New York Mayor Michael Bloomberg paid tribute to Brown, saying that New York City had lost "a pioneer who reshaped not only the entire media industry, but the nation's culture".
"She was a role model for the millions of women whose private thoughts, wonders and dreams she addressed so brilliantly in print. She was a quintessential New Yorker: never afraid to speak her mind and always full of advice."
'Spirited and gutsy'
Brown was born in Arkansas on 18 February 1922, and moved to Los Angeles after her father died.
She graduated top of her class at John H Francis Polytechnic High School in 1939 before working as a secretary at various advertising agencies.
When finally given the chance to write advertising copy, she began winning prizes and became the highest-paid advertising woman on the west coast.
She was married at age 37 to former Cosmopolitan managing editor and movie producer David Brown, who encouraged her to write the book that became Sex and the Single Girl.
The bestseller has been published in 28 countries and translated into 16 languages. Brown wrote an additional five books over the course of her career.
Cosmopolitan's relentless focus on sex and Brown's approval of cosmetic surgery made her a controversial figure among feminists.
US feminist Betty Friedan initially dismissed Cosmo as "immature teenage-level sexual fantasy", but later said that Brown "in her editorship, has been a rather spirited and gutsy example in the revolution of women".
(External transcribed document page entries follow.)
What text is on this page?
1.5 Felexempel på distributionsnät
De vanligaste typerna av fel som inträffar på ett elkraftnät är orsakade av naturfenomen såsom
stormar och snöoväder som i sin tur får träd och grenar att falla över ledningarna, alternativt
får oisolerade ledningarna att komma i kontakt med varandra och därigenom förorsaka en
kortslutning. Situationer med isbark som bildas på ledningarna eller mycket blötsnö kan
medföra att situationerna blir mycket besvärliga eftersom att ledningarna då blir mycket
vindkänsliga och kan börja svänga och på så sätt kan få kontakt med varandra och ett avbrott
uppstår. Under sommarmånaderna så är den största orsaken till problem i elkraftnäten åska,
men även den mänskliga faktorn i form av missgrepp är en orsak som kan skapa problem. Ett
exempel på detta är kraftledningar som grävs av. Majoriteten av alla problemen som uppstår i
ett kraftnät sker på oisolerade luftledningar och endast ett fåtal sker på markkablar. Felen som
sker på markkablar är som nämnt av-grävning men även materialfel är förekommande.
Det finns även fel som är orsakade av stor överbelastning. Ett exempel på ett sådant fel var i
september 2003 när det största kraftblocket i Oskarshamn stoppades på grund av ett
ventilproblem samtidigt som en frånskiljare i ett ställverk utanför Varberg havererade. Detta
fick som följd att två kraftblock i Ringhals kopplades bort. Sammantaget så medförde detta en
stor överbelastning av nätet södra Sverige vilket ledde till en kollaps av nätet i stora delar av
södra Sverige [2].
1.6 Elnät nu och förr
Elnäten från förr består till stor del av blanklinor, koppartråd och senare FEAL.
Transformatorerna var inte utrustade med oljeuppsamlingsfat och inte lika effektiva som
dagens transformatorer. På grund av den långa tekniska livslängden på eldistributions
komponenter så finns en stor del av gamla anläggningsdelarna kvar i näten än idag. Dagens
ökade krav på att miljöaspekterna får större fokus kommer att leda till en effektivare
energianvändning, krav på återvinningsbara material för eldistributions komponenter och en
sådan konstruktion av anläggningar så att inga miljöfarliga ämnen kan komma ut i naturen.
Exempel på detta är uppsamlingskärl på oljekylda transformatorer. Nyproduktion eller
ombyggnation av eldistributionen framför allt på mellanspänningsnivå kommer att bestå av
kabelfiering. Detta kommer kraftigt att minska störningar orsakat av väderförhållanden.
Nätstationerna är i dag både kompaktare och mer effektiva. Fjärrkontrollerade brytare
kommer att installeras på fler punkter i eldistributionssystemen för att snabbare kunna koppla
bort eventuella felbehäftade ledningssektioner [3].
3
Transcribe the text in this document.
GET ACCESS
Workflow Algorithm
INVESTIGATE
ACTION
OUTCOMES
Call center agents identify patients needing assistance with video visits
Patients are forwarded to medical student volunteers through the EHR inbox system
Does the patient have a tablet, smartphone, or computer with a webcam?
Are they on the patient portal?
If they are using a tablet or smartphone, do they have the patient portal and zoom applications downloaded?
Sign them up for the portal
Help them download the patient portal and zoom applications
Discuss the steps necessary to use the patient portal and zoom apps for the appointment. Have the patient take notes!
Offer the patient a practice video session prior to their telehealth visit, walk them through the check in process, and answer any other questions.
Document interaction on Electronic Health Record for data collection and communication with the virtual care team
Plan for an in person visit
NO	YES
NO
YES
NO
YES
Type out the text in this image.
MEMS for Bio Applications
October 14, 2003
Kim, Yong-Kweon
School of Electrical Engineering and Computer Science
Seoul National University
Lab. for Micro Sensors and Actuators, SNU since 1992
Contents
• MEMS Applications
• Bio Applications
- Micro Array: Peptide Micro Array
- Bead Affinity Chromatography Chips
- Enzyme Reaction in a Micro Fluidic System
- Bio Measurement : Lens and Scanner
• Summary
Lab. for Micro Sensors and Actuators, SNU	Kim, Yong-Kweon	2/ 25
Brown soon turned around Cosmo's stagnant circulation. Within four issues, sales rose, even as the price of the magazine increased. Annual sales peaked at three million in 1983.
In 1972, US actor Burt Reynolds' near-nude photo created a sensation, but the male centrefold trend was discontinued in the 1990s.
Frank Bennack Jr, chief executive of Hearst, wrote in a statement confirming her death: "Helen was one of the world's most-recognised magazine editors and book authors, and a true pioneer for women in journalism."
By the time Brown stepped down as editor-in-chief of the American edition in 1997, the magazine was selling 2.5 million copies.
"It was a terrific magazine," she said later. "I would want my legacy to be: 'She created something that helped people.' My reader, I always felt, was someone who needed to come into her own."
Brown continued to be editor of the magazine's 64 international editions until her death.